Stem cells represent a state of life that is a potential. Embryonic stem cells even more so, because not only do these cells have the potential to become any kind of human cell, they have the potential to be American cells. Politicians know that American cells can eventually become votes.
The embryonic stem cell has taken root in the ripe soil of American social hypocrisy. This stem is growing into the trunk of a tree that I think it would be fun to hang a tire swing from, so real kids can play on it and possibly hurt themselves, because we constantly neglect them and focus on politics.
The ethical and political problem with embryonic stem cells is their source. To even think of gathering these living cells is truly an abhorrent use of the mind. It forces us to remember that the source exists. So, due to the detestable nature of the source and its offense to our souls, we ignore its utility to our bodies, the vessels of our so-often-offended souls.
Whatever your views on the subject of embryonic stem cell research, that part is not funny. The distinct unfunnyness of this conundrum results in people getting really mad at each other and doing a lot of preaching, sometimes in the form of jaded attempts at satire.
So here we are again, science on one side, religion on the other. The politicians are our athletes and champions in the new spectator sport of ethics and morality, life and death, gross and yucky. We cheer and boo at the arena, and then go home and live our lives. Daughters get pregnant: some become good mothers, some poor; some have abortions, some miscarry. Not funny.
It is all so intensely not funny that we can, at the same time, forgive nearly anything and forgive so very little. However, most of us just cheer and boo harder, and our politicians make laws for us so they can keep their jobs. Some of those laws protect life; most of those laws protect power. Central to all this turmoil and unfunnyness is a marginally funny fact: The political debate over stem cells boils down to babies, who cannot vote.
Rigorous scientific testing and analysis proves that babies eventually turn into us, and that we were, at one time, babies. We are not babies now, and babies are clearly not us, so it is our responsibility to see to it that they become us, or we may disappear, like Marty McFly fading from a causality-defying photograph from the future.
Babies have always been a problem in society due to their inherent cuteness and our irrational desire to protect and care for them at any cost.

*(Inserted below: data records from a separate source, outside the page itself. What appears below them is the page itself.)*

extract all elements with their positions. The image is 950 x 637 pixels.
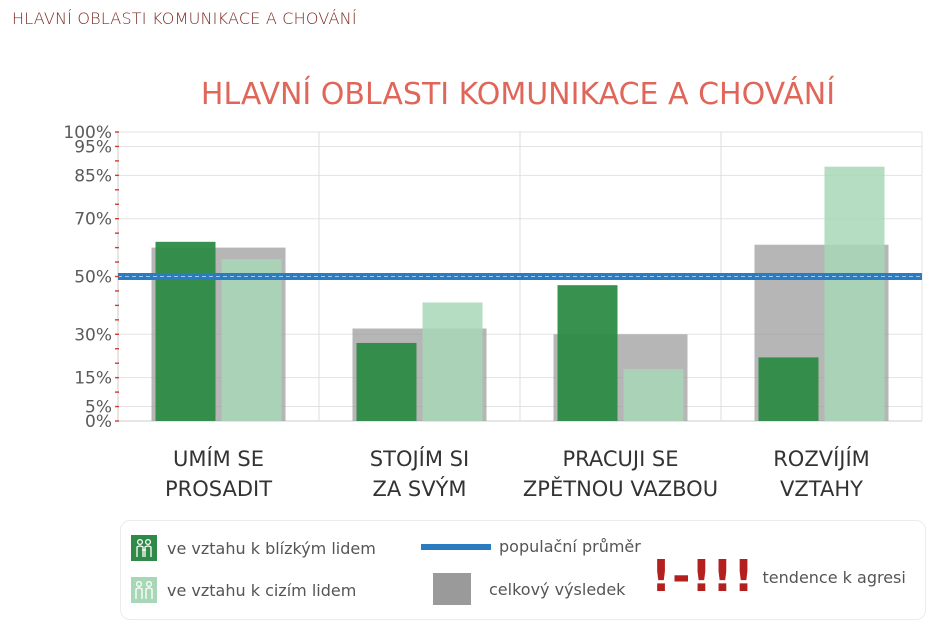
category-label: ZA SVÝM	[372, 476, 466, 501]
bar-close	[557, 285, 618, 421]
category-label: UMÍM SE	[173, 446, 264, 471]
population-line-swatch	[421, 543, 491, 550]
y-tick-label: 0%	[85, 412, 112, 432]
y-tick-label: 70%	[74, 210, 112, 230]
legend-item-close: ve vztahu k blízkým lidem	[131, 535, 376, 561]
category-label: PRACUJI SE	[562, 447, 678, 471]
category-label: ROZVÍJÍM	[773, 446, 870, 471]
legend-label-population: populační průměr	[499, 537, 641, 556]
legend-item-aggression: !-!!! tendence k agresi	[651, 555, 906, 599]
chart-title: HLAVNÍ OBLASTI KOMUNIKACE A CHOVÁNÍ	[201, 76, 835, 112]
bar-close	[155, 241, 216, 421]
bar-close	[356, 342, 417, 421]
bar-stranger	[623, 368, 684, 421]
y-tick-label: 100%	[63, 123, 112, 143]
category-label: VZTAHY	[780, 477, 863, 501]
y-tick-label: 30%	[74, 325, 112, 345]
bar-stranger	[422, 302, 483, 421]
bar-chart: HLAVNÍ OBLASTI KOMUNIKACE A CHOVÁNÍ 0%5%…	[63, 76, 923, 501]
y-tick-label: 15%	[74, 369, 112, 389]
legend-label-total: celkový výsledek	[489, 579, 626, 599]
legend-item-population: populační průměr	[421, 537, 641, 556]
legend-label-stranger: ve vztahu k cizím lidem	[167, 580, 357, 600]
aggression-marks: !-!!!	[651, 551, 755, 602]
legend: ve vztahu k blízkým lidem ve vztahu k ci…	[120, 520, 926, 620]
legend-label-close: ve vztahu k blízkým lidem	[167, 538, 376, 558]
y-tick-label: 5%	[85, 398, 112, 418]
y-tick-label: 50%	[74, 268, 112, 288]
people-stranger-icon	[131, 577, 157, 603]
y-tick-label: 85%	[74, 166, 112, 186]
category-label: PROSADIT	[165, 477, 272, 501]
category-label: STOJÍM SI	[370, 446, 469, 471]
total-swatch	[433, 573, 471, 605]
y-tick-label: 95%	[74, 137, 112, 157]
people-close-icon	[131, 535, 157, 561]
legend-item-stranger: ve vztahu k cizím lidem	[131, 577, 356, 603]
bar-close	[758, 357, 819, 421]
legend-label-aggression: tendence k agresi	[762, 567, 906, 587]
legend-item-total: celkový výsledek	[433, 573, 625, 605]
bar-stranger	[221, 259, 282, 421]
category-label: ZPĚTNOU VAZBOU	[523, 476, 718, 501]
page-header: HLAVNÍ OBLASTI KOMUNIKACE A CHOVÁNÍ	[12, 9, 357, 28]
bar-stranger	[824, 166, 885, 421]
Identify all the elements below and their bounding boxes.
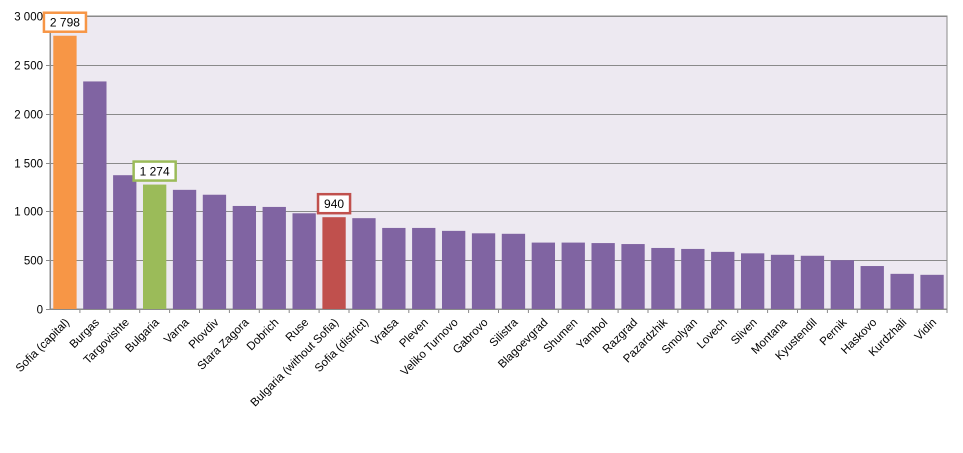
bar: Plovdiv: 1170 xyxy=(202,194,227,309)
data-label: 940 xyxy=(324,197,344,211)
bar: Haskovo: 440 xyxy=(860,266,884,309)
bar: Stara Zagora: 1055 xyxy=(232,205,257,309)
bar: Pleven: 830 xyxy=(412,227,436,309)
bar: Blagoevgrad: 680 xyxy=(531,242,556,309)
bar: Varna: 1220 xyxy=(172,189,197,309)
y-tick-label: 1 000 xyxy=(14,207,43,219)
category-label: Vratsa xyxy=(369,316,401,348)
bar: Kyustendil: 545 xyxy=(800,255,825,309)
bar: Bulgaria (without Sofia): 940 xyxy=(322,217,346,309)
bar: Ruse: 980 xyxy=(292,213,316,309)
bar: Montana: 555 xyxy=(770,254,795,309)
data-label-box xyxy=(42,11,88,33)
bar: Yambol: 675 xyxy=(591,243,615,309)
bar: Sliven: 570 xyxy=(740,253,765,309)
y-tick-label: 2 000 xyxy=(14,110,43,122)
y-tick-label: 0 xyxy=(37,305,43,317)
y-tick-label: 500 xyxy=(24,256,43,268)
category-labels: Sofia (capital)BurgasTargovishteBulgaria… xyxy=(14,316,939,409)
category-label: Lovech xyxy=(695,317,730,352)
bar: Burgas: 2330 xyxy=(83,81,107,309)
y-tick-labels: 0 500 1 000 1 500 2 000 2 500 3 000 xyxy=(14,12,43,317)
data-label-callout: 2 798 xyxy=(42,11,88,33)
category-label: Sofia (capital) xyxy=(14,317,72,375)
bar: Gabrovo: 775 xyxy=(471,233,496,309)
bar: Veliko Turnovo: 800 xyxy=(441,230,466,309)
gridlines xyxy=(46,16,947,310)
data-label-box xyxy=(316,192,352,215)
bar: Vratsa: 830 xyxy=(382,227,406,309)
bar: Razgrad: 665 xyxy=(621,244,645,309)
bar: Kurdzhali: 360 xyxy=(890,273,914,309)
y-tick-label: 3 000 xyxy=(14,12,43,24)
category-label: Sofia (district) xyxy=(313,317,371,375)
bar: Silistra: 770 xyxy=(501,233,526,309)
category-label: Dobrich xyxy=(245,317,282,354)
bar: Smolyan: 615 xyxy=(681,248,705,309)
bar: Dobrich: 1045 xyxy=(262,206,286,309)
data-label-callout: 1 274 xyxy=(132,160,177,182)
callouts: 2 798 1 274 940 xyxy=(42,11,352,215)
bar: Vidin: 350 xyxy=(920,274,944,309)
bar: Pernik: 500 xyxy=(830,260,855,309)
data-label-callout: 940 xyxy=(316,192,352,215)
bar: Shumen: 680 xyxy=(561,242,585,309)
category-label: Vidin xyxy=(913,317,939,343)
category-label: Ruse xyxy=(284,317,311,344)
data-label: 2 798 xyxy=(50,16,80,30)
data-label-box xyxy=(132,160,177,182)
y-tick-label: 2 500 xyxy=(14,61,43,73)
category-label: Bulgaria xyxy=(123,316,162,355)
bars: Sofia (capital): 2798Burgas: 2330Targovi… xyxy=(53,35,944,309)
axes xyxy=(50,16,948,313)
bar: Sofia (district): 930 xyxy=(352,218,376,309)
y-tick-label: 1 500 xyxy=(14,159,43,171)
data-label: 1 274 xyxy=(140,165,170,179)
bar: Pazardzhik: 625 xyxy=(651,247,675,309)
bar: Targovishte: 1370 xyxy=(113,175,137,309)
bar: Lovech: 585 xyxy=(711,251,735,309)
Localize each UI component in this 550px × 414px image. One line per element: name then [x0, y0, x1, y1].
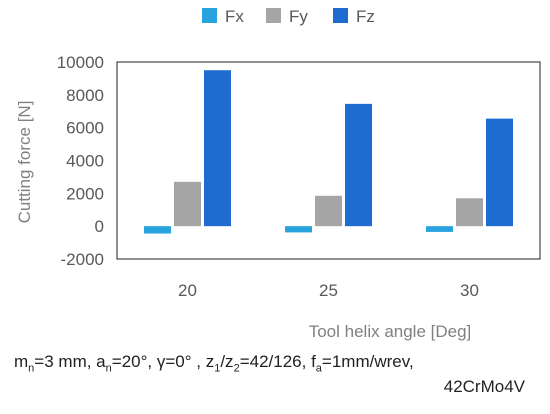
x-tick-label: 20 — [178, 281, 197, 300]
legend-label-fz: Fz — [356, 7, 375, 26]
legend: Fx Fy Fz — [202, 7, 375, 26]
bar-fy-25 — [315, 195, 342, 227]
y-tick-label: 6000 — [66, 119, 104, 138]
bar-fz-25 — [345, 103, 372, 227]
x-tick-label: 30 — [460, 281, 479, 300]
x-axis-title: Tool helix angle [Deg] — [309, 322, 472, 341]
bar-fx-25 — [285, 226, 312, 233]
y-tick-label: 0 — [95, 217, 104, 236]
y-tick-label: -2000 — [61, 250, 104, 269]
y-tick-label: 4000 — [66, 152, 104, 171]
plot-area-border — [116, 61, 541, 260]
legend-label-fx: Fx — [225, 7, 244, 26]
y-axis-title: Cutting force [N] — [15, 101, 34, 224]
x-axis-ticks: 20 25 30 — [178, 281, 479, 300]
legend-swatch-fy — [266, 8, 281, 23]
y-tick-label: 8000 — [66, 86, 104, 105]
legend-swatch-fz — [333, 8, 348, 23]
y-axis-ticks: -2000 0 2000 4000 6000 8000 10000 — [57, 53, 104, 269]
x-tick-label: 25 — [319, 281, 338, 300]
legend-swatch-fx — [202, 8, 217, 23]
y-tick-label: 2000 — [66, 184, 104, 203]
legend-label-fy: Fy — [289, 7, 308, 26]
material-caption: 42CrMo4V — [443, 377, 525, 396]
bar-fx-20 — [144, 226, 171, 234]
bar-fy-30 — [456, 198, 483, 227]
bars — [144, 70, 513, 234]
bar-chart: Fx Fy Fz -2000 0 2000 4000 6000 8000 10000 20 25 3… — [15, 7, 541, 341]
bar-fz-30 — [486, 118, 513, 227]
bar-fy-20 — [174, 181, 201, 227]
parameters-caption: mn=3 mm, an=20°, γ=0° , z1/z2=42/126, fa… — [14, 352, 414, 375]
y-tick-label: 10000 — [57, 53, 104, 72]
bar-fz-20 — [204, 70, 231, 227]
bar-fx-30 — [426, 226, 453, 232]
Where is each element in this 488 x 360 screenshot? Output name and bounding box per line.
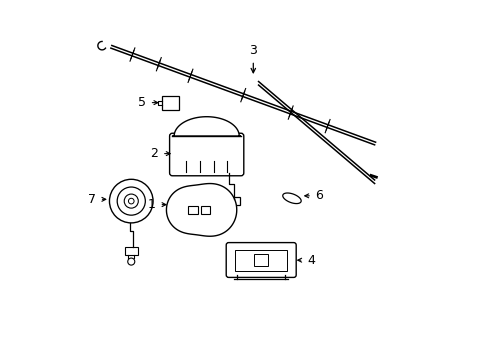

In prehistory, we paid the price for their safety in environmental risk, physical suffering, and mortal peril. Today we pay the price to protect babies by hard work, difficult choices, and occasionally sacrificing our reason in favor of the specter of setting a good spiritual example.
If we accept the utility of embryonic stem cells, then we accept or tolerate the acts that lead to their most heinous sources, but we already do that. So what do we do? We take care of babies so that, one day, they can deal with these ugly choices and not us, because thanks to generations of material success and assumed moral authority, we are irresponsible and unprepared. Let’s just hope that, unlike us, our babies eventually get tired of shiny toys and turn their minds towards more profound thoughts about life. Mmmmm, babies.